Tuesday, August 25, 2020

Air pollution is as bad as following a high-fat diet: It ups your risk of diabetes too

The effects of air pollution are many and continuous exposure can lead to a range of health conditions like respiratory ailments, hypertension and many more. Today, in fact, this has become one of the major concerns in many countries across the world. The World Health Organisation (WHO) has also warned that air pollution is bad as tobacco in terms of affecting your lungs. Polluted air adds toxins like nitrogen oxide, ozone, particulate matter and many other hazardous substances to our lungs and makes them more vulnerable to contracting infections. Some of these particles may enter the bloodstream and cause damage to your organs too. Scientists have for long been studying the effects of environmental toxins on health and ways to overcome them.

Now, a new study at the University Hospitals Harrington in the US has found that air pollution can play a major role in the development of cardiometabolic diseases such as diabetes and heart disease. This study, published in the Journal of Clinical, discovered that air pollution was a risk factor that contributed majorly to the risk factors of many other fatal problems like heart attack and stroke.

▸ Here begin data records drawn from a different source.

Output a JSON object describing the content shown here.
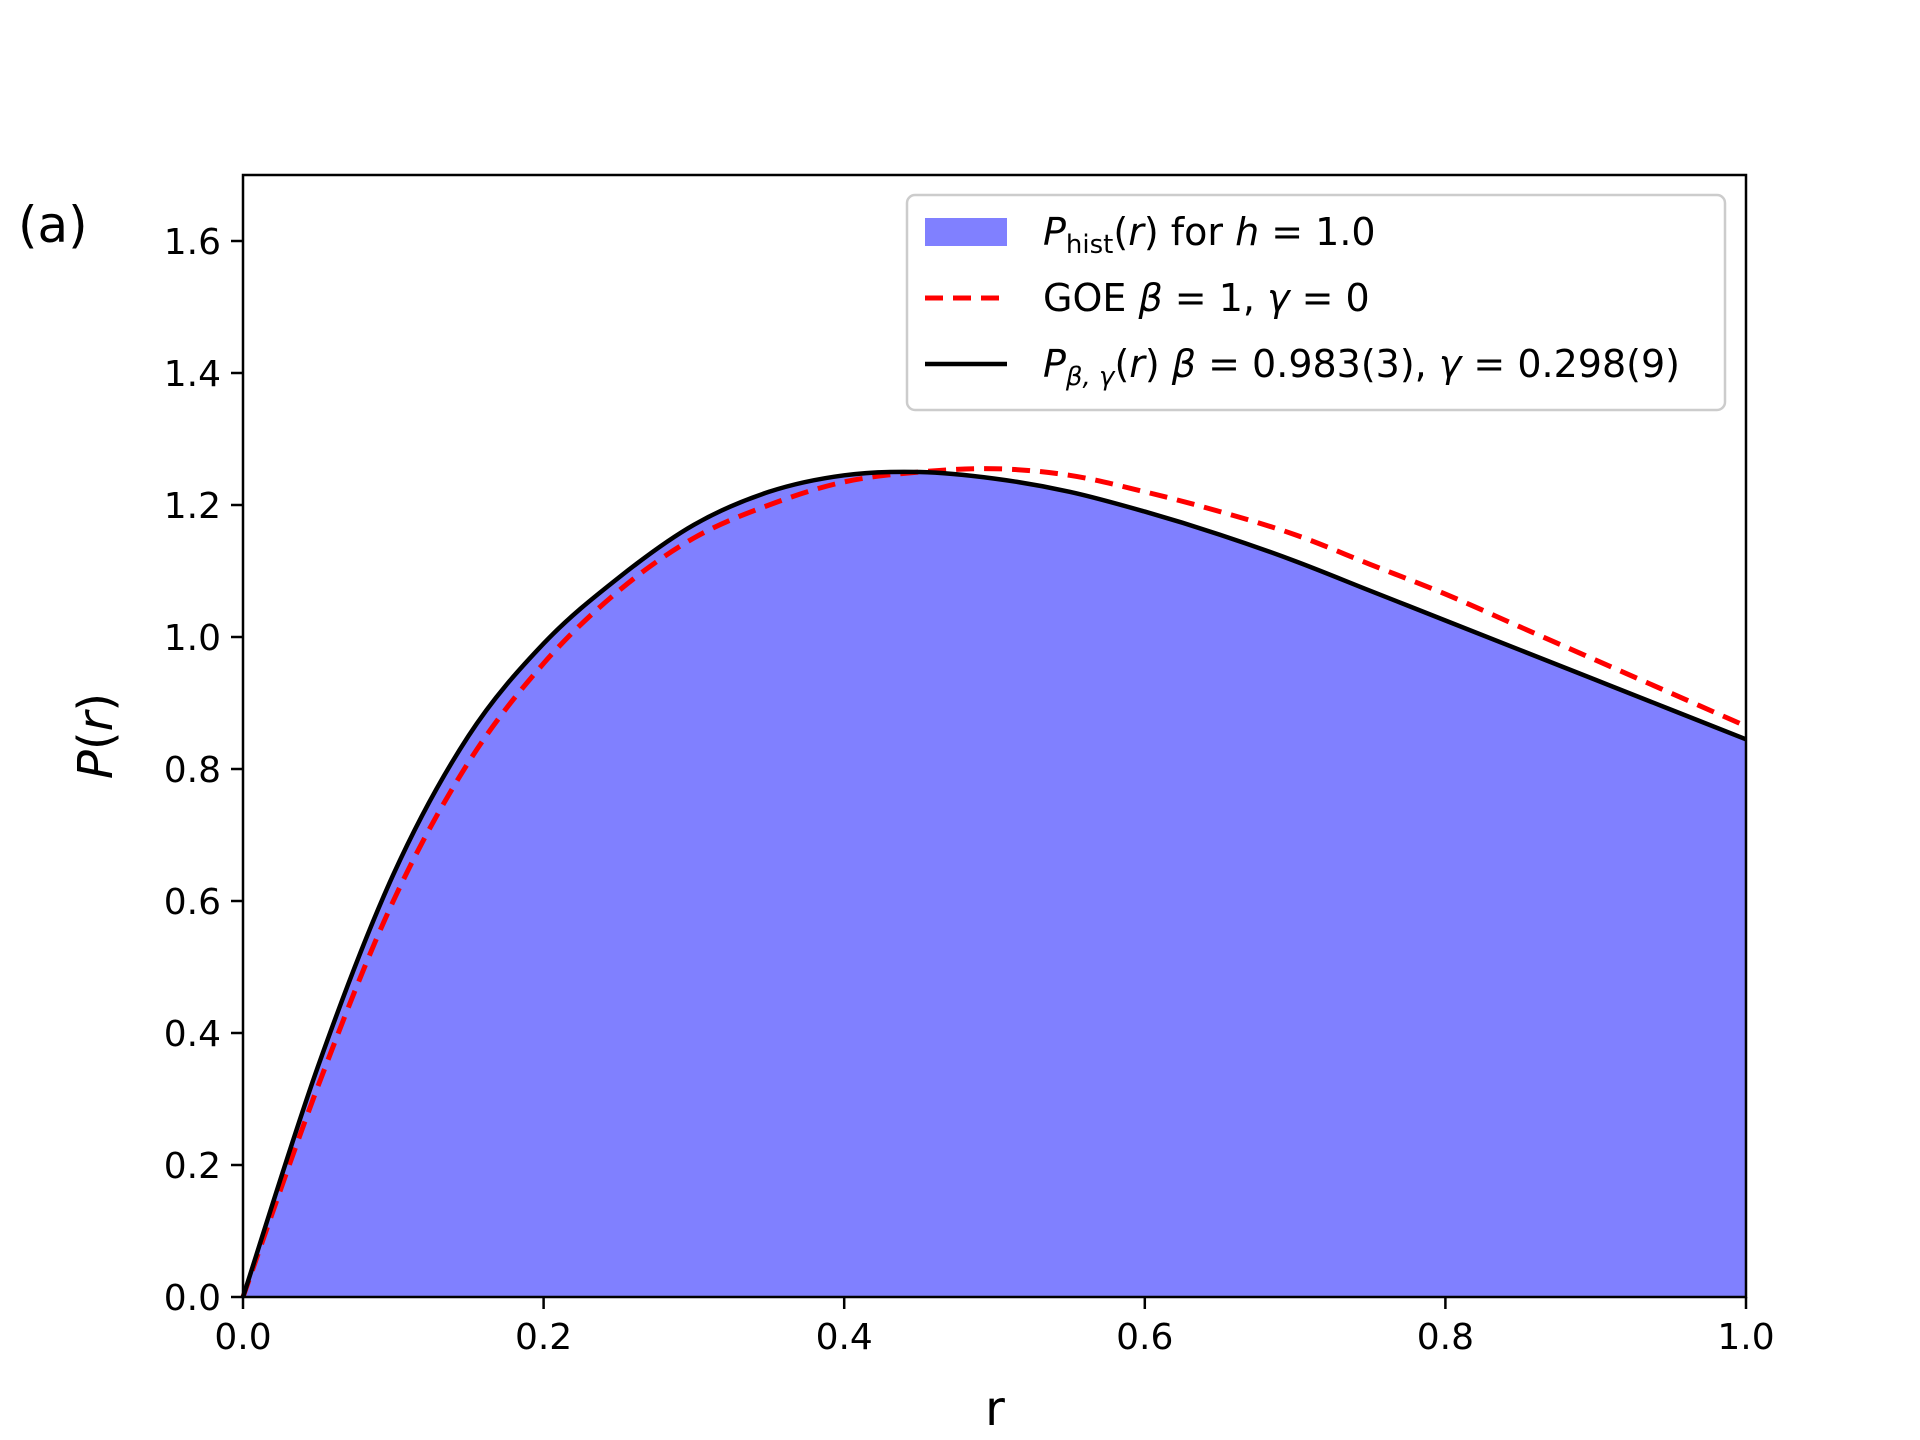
{
  "panel_label": "(a)",
  "chart_data": {
    "type": "area",
    "xlabel": "r",
    "ylabel": "P(r)",
    "xlim": [
      0.0,
      1.0
    ],
    "ylim": [
      0.0,
      1.7
    ],
    "xticks": [
      "0.0",
      "0.2",
      "0.4",
      "0.6",
      "0.8",
      "1.0"
    ],
    "yticks": [
      "0.0",
      "0.2",
      "0.4",
      "0.6",
      "0.8",
      "1.0",
      "1.2",
      "1.4",
      "1.6"
    ],
    "grid": false,
    "legend_position": "top-right",
    "x": [
      0.0,
      0.05,
      0.1,
      0.15,
      0.2,
      0.25,
      0.3,
      0.35,
      0.4,
      0.45,
      0.5,
      0.55,
      0.6,
      0.65,
      0.7,
      0.75,
      0.8,
      0.85,
      0.9,
      0.95,
      1.0
    ],
    "series": [
      {
        "name": "P_hist(r) for h = 1.0",
        "style": "filled-histogram",
        "color": "#8080ff",
        "values": [
          0.0,
          0.35,
          0.64,
          0.85,
          0.99,
          1.09,
          1.17,
          1.22,
          1.245,
          1.25,
          1.24,
          1.22,
          1.19,
          1.155,
          1.115,
          1.07,
          1.025,
          0.98,
          0.935,
          0.89,
          0.845
        ]
      },
      {
        "name": "GOE β = 1, γ = 0",
        "style": "dashed",
        "color": "#ff0000",
        "values": [
          0.0,
          0.32,
          0.6,
          0.81,
          0.96,
          1.07,
          1.15,
          1.2,
          1.235,
          1.25,
          1.255,
          1.245,
          1.22,
          1.19,
          1.155,
          1.11,
          1.065,
          1.015,
          0.965,
          0.915,
          0.865
        ]
      },
      {
        "name": "P_β,γ(r) β = 0.983(3), γ = 0.298(9)",
        "style": "solid",
        "color": "#000000",
        "values": [
          0.0,
          0.35,
          0.64,
          0.85,
          0.99,
          1.09,
          1.17,
          1.22,
          1.245,
          1.25,
          1.24,
          1.22,
          1.19,
          1.155,
          1.115,
          1.07,
          1.025,
          0.98,
          0.935,
          0.89,
          0.845
        ]
      }
    ]
  }
}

Environmental pollution linked to heart disease, diabetes

For the purpose of the study researchers created an environment that mimicked a polluted day in New Delhi or Beijing. They concentrated fine particles of air pollution called PM2.5. Concentrated particles like this develop from human impact on the environment, such as automobile exhaust, power generation and other fossil fuels. These particles have been strongly connected to risk factors for disease. For example, the cardiovascular effects of air pollution can lead to heart attack and stroke. The research team was able to prove that exposure to air pollution can increase the likelihood of the same risk factors that lead to heart diseases, such as insulin resistance and type 2 diabetes by conducting experiments on mice.

Air pollution, high-fat diet increases insulin resistance

Researchers observed 3 groups of mice – a control group receiving clean filtered air, a group exposed to polluted air for 24 weeks, and a group fed a high-fat diet. They saw that being exposed to air pollution was comparable to eating a high-fat diet. Both the air pollution and high-fat diet groups showed insulin resistance and abnormal metabolism – just like one would see in a pre-diabetic state. These changes were associated with changes in the epigenome, a layer of control that can masterfully turn on and turn off thousands of genes, representing a critical buffer in response to environmental factors.

Good news is that the risk can be reversed

This study is the first-of-its-kind to compare genome-wide epigenetic changes in response to air pollution, compare and contrast these changes with that of eating an unhealthy diet, and examine the impact of air pollution cessation on these changes. According to researchers, these effects were reversible, at least in the experiments. Once the air pollution was removed from the environment, the mice appeared healthier and the pre-diabetic state seemed to reverse.

 

This is only for your information, kindly take the advice of your doctor for medicines, exercises and so on.